I could just be out of date, as I use NixOS as my workstation and server OS, using Debian for some older servers I haven't migrated yet. I get the impression from Arch, the few times I have used it, is that its niche is appealing to a particular kind of user, rather than being a good solution to a particular kind of problem. That's not bad, its huge reason why its popular. Other distros do the same thing as Arch, sometimes better sometimes worse, but Arch is selling an aesthetic, rather than a tool.
I thought Linux was about choice
http://www.islinuxaboutchoice.com/
[Edit] Sorry I've just picked up Sync and the UI has apparently confused me. I was trying to respond to this comment.
https://lemmy.world/comment/2287892
But I guess I messed up.
http
It's a static site with a single page, HTTPS does nothing because the domain name is still exposed.
Of course, you can have that opinion. After all. linux is about having a choice.
Ubuntu. Snaps are a buggy mess. I know you can remove them but I like sane defaults. Snap drives me insane. Mint, PopOS, Debian are better choices for a stable distro.

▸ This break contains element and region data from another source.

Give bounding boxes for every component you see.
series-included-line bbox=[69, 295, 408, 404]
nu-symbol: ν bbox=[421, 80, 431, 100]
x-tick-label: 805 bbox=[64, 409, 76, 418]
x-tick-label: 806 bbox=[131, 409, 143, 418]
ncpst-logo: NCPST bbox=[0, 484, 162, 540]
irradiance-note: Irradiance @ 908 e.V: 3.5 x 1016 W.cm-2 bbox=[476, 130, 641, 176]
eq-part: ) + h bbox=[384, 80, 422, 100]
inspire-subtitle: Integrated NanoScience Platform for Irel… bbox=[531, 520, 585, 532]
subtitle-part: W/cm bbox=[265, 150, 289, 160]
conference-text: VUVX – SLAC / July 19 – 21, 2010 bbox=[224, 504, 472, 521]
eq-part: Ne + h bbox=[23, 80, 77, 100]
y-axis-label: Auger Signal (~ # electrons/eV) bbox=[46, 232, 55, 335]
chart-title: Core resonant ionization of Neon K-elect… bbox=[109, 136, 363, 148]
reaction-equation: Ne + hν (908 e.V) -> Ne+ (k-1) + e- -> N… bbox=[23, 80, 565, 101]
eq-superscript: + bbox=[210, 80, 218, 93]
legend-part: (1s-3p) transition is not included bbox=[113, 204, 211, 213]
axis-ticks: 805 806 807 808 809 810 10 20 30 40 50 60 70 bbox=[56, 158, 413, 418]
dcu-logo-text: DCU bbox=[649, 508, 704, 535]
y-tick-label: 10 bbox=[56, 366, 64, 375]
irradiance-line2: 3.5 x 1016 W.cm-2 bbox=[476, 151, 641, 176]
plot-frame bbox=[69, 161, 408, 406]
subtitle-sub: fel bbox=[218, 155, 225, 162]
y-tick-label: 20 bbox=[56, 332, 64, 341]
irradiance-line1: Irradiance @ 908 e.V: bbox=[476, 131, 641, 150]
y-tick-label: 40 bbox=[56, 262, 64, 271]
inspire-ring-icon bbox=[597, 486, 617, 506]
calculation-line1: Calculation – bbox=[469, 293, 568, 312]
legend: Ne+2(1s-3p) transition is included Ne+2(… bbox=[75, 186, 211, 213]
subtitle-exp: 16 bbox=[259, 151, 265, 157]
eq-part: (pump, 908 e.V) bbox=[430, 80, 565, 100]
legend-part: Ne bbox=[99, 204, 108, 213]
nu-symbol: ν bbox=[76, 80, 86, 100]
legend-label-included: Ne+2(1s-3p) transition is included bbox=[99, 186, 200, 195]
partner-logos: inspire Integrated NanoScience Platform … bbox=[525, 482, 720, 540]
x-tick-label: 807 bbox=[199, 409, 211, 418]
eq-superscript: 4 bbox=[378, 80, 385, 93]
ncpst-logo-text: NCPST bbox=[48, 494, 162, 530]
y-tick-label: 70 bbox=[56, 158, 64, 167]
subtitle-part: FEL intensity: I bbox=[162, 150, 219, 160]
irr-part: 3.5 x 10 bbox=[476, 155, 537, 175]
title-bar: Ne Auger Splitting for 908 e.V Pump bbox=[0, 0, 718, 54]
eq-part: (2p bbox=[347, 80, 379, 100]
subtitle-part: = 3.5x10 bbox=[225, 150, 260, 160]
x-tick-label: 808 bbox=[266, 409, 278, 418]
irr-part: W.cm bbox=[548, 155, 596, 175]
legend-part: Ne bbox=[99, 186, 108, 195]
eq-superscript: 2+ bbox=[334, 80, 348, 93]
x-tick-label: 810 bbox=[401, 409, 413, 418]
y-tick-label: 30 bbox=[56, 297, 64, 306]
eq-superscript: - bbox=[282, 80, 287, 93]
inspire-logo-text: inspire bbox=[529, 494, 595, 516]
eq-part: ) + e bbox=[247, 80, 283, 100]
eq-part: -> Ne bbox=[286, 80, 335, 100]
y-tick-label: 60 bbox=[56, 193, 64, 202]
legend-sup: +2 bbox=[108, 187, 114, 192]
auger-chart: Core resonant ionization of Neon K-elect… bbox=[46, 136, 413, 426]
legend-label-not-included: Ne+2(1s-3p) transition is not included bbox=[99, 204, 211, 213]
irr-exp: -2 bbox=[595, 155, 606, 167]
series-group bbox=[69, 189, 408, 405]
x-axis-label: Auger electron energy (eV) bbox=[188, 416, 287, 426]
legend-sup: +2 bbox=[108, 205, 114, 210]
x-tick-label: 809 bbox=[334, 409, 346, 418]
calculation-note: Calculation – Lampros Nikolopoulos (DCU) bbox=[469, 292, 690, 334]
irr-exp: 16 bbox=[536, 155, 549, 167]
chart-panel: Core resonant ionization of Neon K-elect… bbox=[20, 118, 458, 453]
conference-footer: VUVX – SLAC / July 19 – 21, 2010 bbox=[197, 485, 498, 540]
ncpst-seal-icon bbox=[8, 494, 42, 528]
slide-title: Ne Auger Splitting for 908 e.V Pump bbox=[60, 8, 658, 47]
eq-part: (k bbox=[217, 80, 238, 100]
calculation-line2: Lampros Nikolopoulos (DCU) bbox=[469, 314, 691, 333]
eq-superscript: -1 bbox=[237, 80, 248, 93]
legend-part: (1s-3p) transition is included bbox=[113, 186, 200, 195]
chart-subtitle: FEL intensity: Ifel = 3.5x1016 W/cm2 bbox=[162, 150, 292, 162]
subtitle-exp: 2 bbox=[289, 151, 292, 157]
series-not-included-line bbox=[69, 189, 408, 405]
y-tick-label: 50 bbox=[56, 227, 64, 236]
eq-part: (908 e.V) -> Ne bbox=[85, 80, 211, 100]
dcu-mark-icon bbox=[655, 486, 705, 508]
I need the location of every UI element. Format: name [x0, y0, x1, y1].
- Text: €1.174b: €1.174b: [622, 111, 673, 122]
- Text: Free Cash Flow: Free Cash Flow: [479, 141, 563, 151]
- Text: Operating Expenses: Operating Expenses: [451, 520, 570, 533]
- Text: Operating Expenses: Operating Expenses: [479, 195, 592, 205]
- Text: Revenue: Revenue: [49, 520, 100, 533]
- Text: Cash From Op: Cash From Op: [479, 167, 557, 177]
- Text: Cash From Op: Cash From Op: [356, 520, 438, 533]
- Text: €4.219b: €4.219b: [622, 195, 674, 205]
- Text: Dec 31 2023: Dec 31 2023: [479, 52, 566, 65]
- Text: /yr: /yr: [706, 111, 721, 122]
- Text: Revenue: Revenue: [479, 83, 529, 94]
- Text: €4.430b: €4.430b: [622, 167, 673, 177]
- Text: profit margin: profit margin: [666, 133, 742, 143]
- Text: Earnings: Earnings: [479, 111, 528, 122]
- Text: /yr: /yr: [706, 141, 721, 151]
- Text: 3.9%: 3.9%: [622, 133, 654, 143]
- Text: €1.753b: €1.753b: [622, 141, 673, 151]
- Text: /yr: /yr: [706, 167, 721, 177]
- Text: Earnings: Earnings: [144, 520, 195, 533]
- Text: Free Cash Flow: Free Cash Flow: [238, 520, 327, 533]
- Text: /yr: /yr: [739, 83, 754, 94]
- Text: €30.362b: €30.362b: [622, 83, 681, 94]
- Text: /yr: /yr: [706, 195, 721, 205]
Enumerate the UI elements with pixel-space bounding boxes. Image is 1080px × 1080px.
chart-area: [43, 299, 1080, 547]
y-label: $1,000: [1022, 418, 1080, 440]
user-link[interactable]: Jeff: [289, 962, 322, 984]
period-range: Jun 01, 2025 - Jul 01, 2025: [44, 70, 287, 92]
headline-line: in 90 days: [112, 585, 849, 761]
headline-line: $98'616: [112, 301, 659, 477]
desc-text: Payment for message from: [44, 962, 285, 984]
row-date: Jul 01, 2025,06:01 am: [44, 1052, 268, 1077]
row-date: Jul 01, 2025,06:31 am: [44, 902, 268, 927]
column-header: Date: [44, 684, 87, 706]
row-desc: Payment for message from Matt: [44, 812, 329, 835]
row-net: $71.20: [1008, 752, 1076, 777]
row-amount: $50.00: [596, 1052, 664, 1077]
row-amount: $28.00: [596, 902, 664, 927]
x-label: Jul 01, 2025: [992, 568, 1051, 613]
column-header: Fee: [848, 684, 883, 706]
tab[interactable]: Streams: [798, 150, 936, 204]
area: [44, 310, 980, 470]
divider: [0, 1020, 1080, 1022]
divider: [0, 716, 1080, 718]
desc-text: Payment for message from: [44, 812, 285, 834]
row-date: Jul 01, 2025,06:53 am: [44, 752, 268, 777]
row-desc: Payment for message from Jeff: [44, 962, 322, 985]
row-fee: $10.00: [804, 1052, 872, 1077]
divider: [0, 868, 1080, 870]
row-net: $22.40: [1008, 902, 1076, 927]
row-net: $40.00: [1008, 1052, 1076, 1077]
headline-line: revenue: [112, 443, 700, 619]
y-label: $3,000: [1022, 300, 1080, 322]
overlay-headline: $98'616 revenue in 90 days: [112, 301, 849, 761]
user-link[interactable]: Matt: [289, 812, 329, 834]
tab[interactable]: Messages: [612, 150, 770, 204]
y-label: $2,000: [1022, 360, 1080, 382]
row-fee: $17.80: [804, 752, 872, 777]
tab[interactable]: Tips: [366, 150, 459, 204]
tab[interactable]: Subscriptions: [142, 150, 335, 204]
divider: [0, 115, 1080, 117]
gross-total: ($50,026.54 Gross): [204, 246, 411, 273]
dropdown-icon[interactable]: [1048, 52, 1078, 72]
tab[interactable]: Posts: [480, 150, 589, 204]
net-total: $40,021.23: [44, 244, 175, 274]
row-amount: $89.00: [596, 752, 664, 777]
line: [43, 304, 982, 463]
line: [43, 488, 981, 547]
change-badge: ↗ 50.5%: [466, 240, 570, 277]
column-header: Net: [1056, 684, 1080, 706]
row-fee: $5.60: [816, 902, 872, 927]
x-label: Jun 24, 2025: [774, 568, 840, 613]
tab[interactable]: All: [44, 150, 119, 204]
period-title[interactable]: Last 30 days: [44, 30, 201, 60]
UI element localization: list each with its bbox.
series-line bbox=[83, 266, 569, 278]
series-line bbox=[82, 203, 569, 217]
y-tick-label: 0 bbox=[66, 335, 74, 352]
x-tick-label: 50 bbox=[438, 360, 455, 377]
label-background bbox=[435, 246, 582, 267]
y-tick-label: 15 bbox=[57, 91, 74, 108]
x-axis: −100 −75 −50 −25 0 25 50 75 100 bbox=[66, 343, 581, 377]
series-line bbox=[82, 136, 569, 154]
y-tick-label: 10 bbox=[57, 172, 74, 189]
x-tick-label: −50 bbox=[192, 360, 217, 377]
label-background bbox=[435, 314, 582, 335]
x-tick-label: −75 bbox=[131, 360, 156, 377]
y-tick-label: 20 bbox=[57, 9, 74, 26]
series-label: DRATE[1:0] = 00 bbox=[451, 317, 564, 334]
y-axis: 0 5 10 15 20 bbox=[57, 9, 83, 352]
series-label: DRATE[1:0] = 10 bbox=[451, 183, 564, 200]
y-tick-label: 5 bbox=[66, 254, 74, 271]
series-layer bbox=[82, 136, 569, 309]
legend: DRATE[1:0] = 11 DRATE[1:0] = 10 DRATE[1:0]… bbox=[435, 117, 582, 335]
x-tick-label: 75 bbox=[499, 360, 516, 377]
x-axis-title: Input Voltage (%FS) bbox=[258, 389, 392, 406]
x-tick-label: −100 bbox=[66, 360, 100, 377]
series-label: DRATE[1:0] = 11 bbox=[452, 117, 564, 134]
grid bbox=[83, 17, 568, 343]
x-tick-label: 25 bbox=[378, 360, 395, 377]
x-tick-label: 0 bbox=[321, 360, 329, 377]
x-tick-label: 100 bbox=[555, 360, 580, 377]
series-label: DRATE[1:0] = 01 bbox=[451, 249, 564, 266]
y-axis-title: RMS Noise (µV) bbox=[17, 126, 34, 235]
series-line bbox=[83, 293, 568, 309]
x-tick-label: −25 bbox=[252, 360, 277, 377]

edit: I also don't like Fedora and CentOS. The installers tend to be very buggy for me.
When I learned that snap has a hardcoded requirement for a snap
directory polluting your home directory, and that the devs answer is basically to shrug their shoulders, that was enough to turn me into an anti-snap zealot.
OpenSUSE, mostly because they differ too much from other distros, often even without any (obvious) advantages.
For example a lot of file paths (config files and such) are different, and when being used to other distros (or just following a guide from the internet) it takes longer to find it (I know there is Yast but I'm not a huge fan of that tool either)
Also, Manjaro
My only real gripe is their default sudoers config.